Repare, uma das coisas que a AHETA faz muito aos associados é a prestação de apoio jurídico. É evidente que um grande grupo não precisa, porque tem os seus canais e tem os seus advogados a trabalhar. Mas uma pequena unidade, se pedir ao longo de um ano três ou quatro pareceres à AHETA e ao recebê-los gratuitamente, a sua quota está mais do que paga. E não é apenas uma questão de quota, é uma questão de serviço e de rapidez.

Além desse serviço, há outros que nós prestamos. Estamos a reativar um projeto que a AHETA já teve que se chama parceiros estratégicos, que passa por ter empresas que são parceiras da associação e que proporcionam condições especiais aos seus associados.

Estamos agora a contratar, a selecionar um gabinete de advogados. Porque eu sou uma pequena unidade, eu vejo por mim. Tenho um problema, mando um email e a AHETA responde. É isso que eu pretendo e é isso que os nossos serviços estão a fazer. Queremos dar um maior enfoque e estar sempre ao lado dos associados para ajudar a resolver os seus problemas.

Por outro lado, nós temos um edifício que é emblemático.
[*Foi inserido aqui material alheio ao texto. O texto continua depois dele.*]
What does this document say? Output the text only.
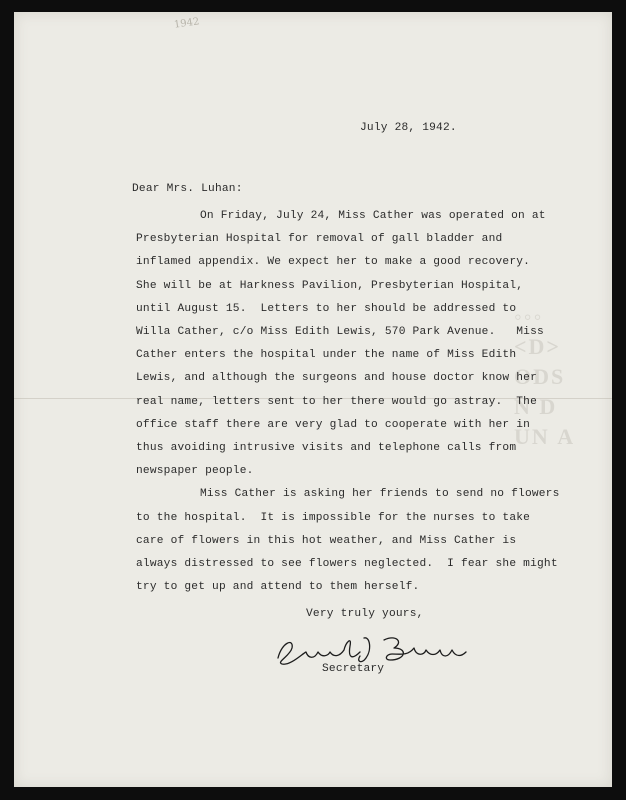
1942
◦◦◦
<D>
ODS
N D
UN A
July 28, 1942.
Dear Mrs. Luhan:
On Friday, July 24, Miss Cather was operated on at
Presbyterian Hospital for removal of gall bladder and
inflamed appendix. We expect her to make a good recovery.
She will be at Harkness Pavilion, Presbyterian Hospital,
until August 15.  Letters to her should be addressed to
Willa Cather, c/o Miss Edith Lewis, 570 Park Avenue.   Miss
Cather enters the hospital under the name of Miss Edith
Lewis, and although the surgeons and house doctor know her
real name, letters sent to her there would go astray.  The
office staff there are very glad to cooperate with her in
thus avoiding intrusive visits and telephone calls from
newspaper people.
Miss Cather is asking her friends to send no flowers
to the hospital.  It is impossible for the nurses to take
care of flowers in this hot weather, and Miss Cather is
always distressed to see flowers neglected.  I fear she might
try to get up and attend to them herself.
Very truly yours,
Secretary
Temos um conjunto de gabinetes que está previsto que sejam cedidos às empresas, para aqui se instalarem. Hoje, com as startups e com o coworking, podemos ser uma solução. Temos alguns espaços livres e estamos agora a preparar-nos para encontrar parceiros, porque este tem que ser uma espécie de centro de empresas. Isto não tem grande vida, é um sítio que à noite é completamente escuro. Vamos dar aqui alguma beleza e vamos preparar uns gabinetes que estão vazios hoje, para trazer mais empresas.

Nós temos aqui a Associação de Promoção Turística de Albufeira, a Associação de Comerciantes de Albufeira, o Consulado de Itália, uma empresa na área da Revisão Oficial de Contas. Uma agência de viagens que hoje funciona totalmente online pediu-nos para disponibilizarmos um espaço e temos mais três ou quatro espaços disponíveis.